Le second jour du premier moment de grève des cheminots a été un succès encore une fois. S’il y a eu un peu moins de grévistes que la veille, avec 29,7 % contre 33,9 %, il y avait cependant davantage d’aiguilleurs que la veille (46 % au lieu de 39%), ainsi que davantage de contrôleurs (77 % au lieu de 69%).
La part de conducteurs reste grosso modo stable (74 %, 77 % la veille) et l’impact est tellement significatif que même pour la reprise du travail, la désorganisation est importante (seulement 3 transiliens et TER sur 4, 3 Intercités sur 5, 3 RER C sur 5, 1 RER E sur 2).

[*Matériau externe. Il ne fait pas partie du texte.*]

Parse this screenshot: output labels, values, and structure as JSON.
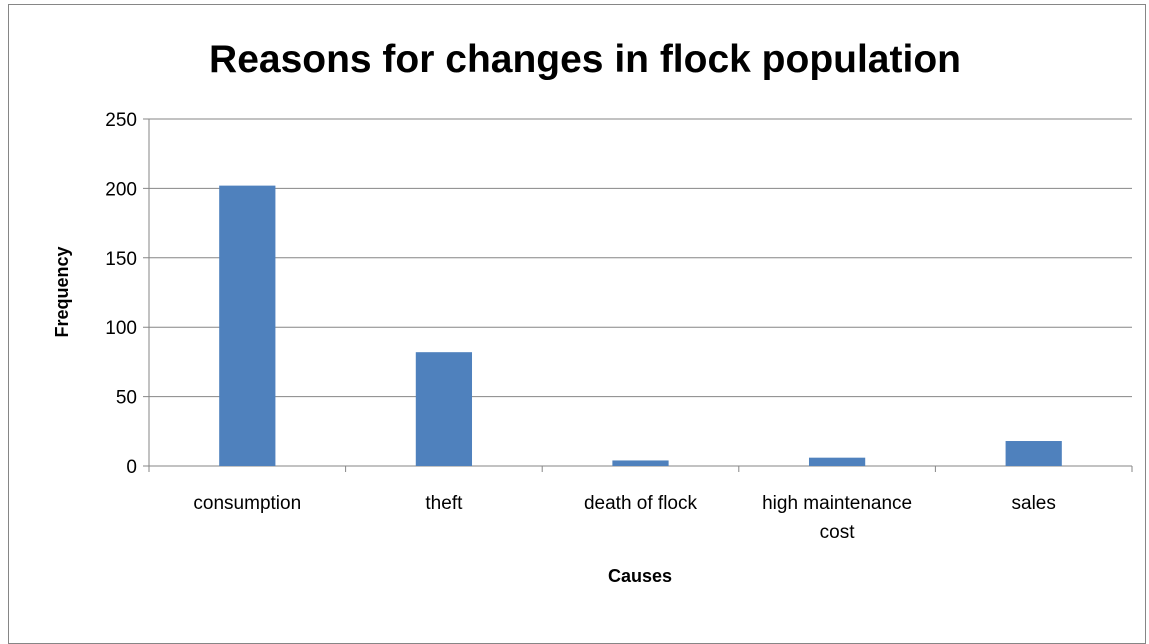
{
  "chart_data": {
    "type": "bar",
    "title": "Reasons for changes in flock population",
    "xlabel": "Causes",
    "ylabel": "Frequency",
    "categories": [
      [
        "consumption"
      ],
      [
        "theft"
      ],
      [
        "death of flock"
      ],
      [
        "high maintenance",
        "cost"
      ],
      [
        "sales"
      ]
    ],
    "values": [
      202,
      82,
      4,
      6,
      18
    ],
    "ylim": [
      0,
      250
    ],
    "yticks": [
      0,
      50,
      100,
      150,
      200,
      250
    ],
    "grid": true,
    "legend": "none",
    "bar_color": "#4F81BD",
    "grid_color": "#868686"
  }
}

Un fait important a également été la publication dans Le Monde d’une tribune (payante) de Bernard Thibault, qui a été secrétaire général de la Fédération CGT des cheminots de 1993 à 1999, puis général de la CGT de 1999 à 2013.
Hier, l’article d’agauche.org soulignait le manque d’envergure sociale des revendications des cheminots de la CGT, au sens où tout était étroitement corporatiste, avec une dimension « on sait mieux gérer que les autres ».
La tribune de Bernard Thibault aborde directement cette question, le titre étant par ailleurs « La grève des cheminots porte l’intérêt général », alors que la conclusion est extrêmement lyrique, avec les cheminots présentés comme une sorte d’avant-garde des droits sociaux :
« Accuser les cheminots d’être responsables du désastre des politiques publiques est un comble. Cette humiliation a la réponse qu’elle mérite. Il est à leur honneur de poursuivre l’action de leurs prédécesseurs pour une certaine idée du service public et des droits sociaux pour les générations futures.
Il est des grèves qui portent l’intérêt général, d’où jaillit la lumière, et ce n’est pas en cet anniversaire de celles de 1968 qu’on pourra nous dire le contraire. »
Il faut cependant rappeler ici qu’en 1968, la CGT a été contre le mouvement de contestation et a cherché à tout prix à ce qu’il soit étouffé, participant en première ligne avec l’État pour qu’il y ait des négociations salariales et que le mouvement soit enterré.
Le résultat est bien connu : l’isolement fatal de la gauche voulant changer le monde, le raz-de-marée électorale de la part de la droite.
Bernard Thibault se moque bien de cela, puisque son objectif est en réalité de faire un chantage disant : aucune revendication n’est possible si un bastion du service public tombe.
Sauf qu’il dit en même temps que « la SNCF appartient à la nation » et qu’il s’agit d’une « multinationale qui possède près de 1 300 filiales dans le monde ». Et c’est là que tous les problèmes se révèlent au grand jour.
Car la SNCF est un groupe qui consiste ni plus ni moins qu’en du capitalisme d’État. De par son organisation, ses méthodes, ses objectifs, ses perspectives à l’échelle mondiale, etc., il s’agit de capitalisme tout ce qu’il y a de plus classique.
Que ce groupe, né en 1937-1938, ait profité de l’élan social de 1945, puis de l’intégration de la CGT au projet d’un État-providence fort, tout le monde le sait. Que cela ait pu profiter aux salariés de la SNCF, tant mieux.
Mais à un moment, il faut voir les choses en face et on ne peut pas dire en même temps qu’il s’agit d’une multinationale et d’un secteur public.
C’est pourtant ce qu’ont fait tant le Parti socialiste et le Parti communiste français depuis longtemps, c’est vrai. Cependant, c’était là une faillite intellectuelle, morale et culturelle sur le plan des idées de gauche, et en 2018 une telle incohérence est une bombe à retardement.
Si Bernard Thibault disait : la SNCF devrait être un secteur public, il serait cohérent. Mais ni lui ni la CGT ne le font et ne veulent le faire, car cela serait révéler leur effroyable compromission historique. Ils ont participé à la naissance d’un monstre, au moyen de l’État, qui inévitablement sera repris par la suite par le capitalisme de la manière la plus directe…
Vu ainsi, il n’est pas vrai de dire que « la grève des cheminots porte l’intérêt général », il faudrait dire qu’elle le pourrait… si on passait du corporatisme à la lutte des classes, de la défense d’acquis au sein d’un capitalisme d’État en voie de privatisation à celui d’acquis en général face au capitalisme.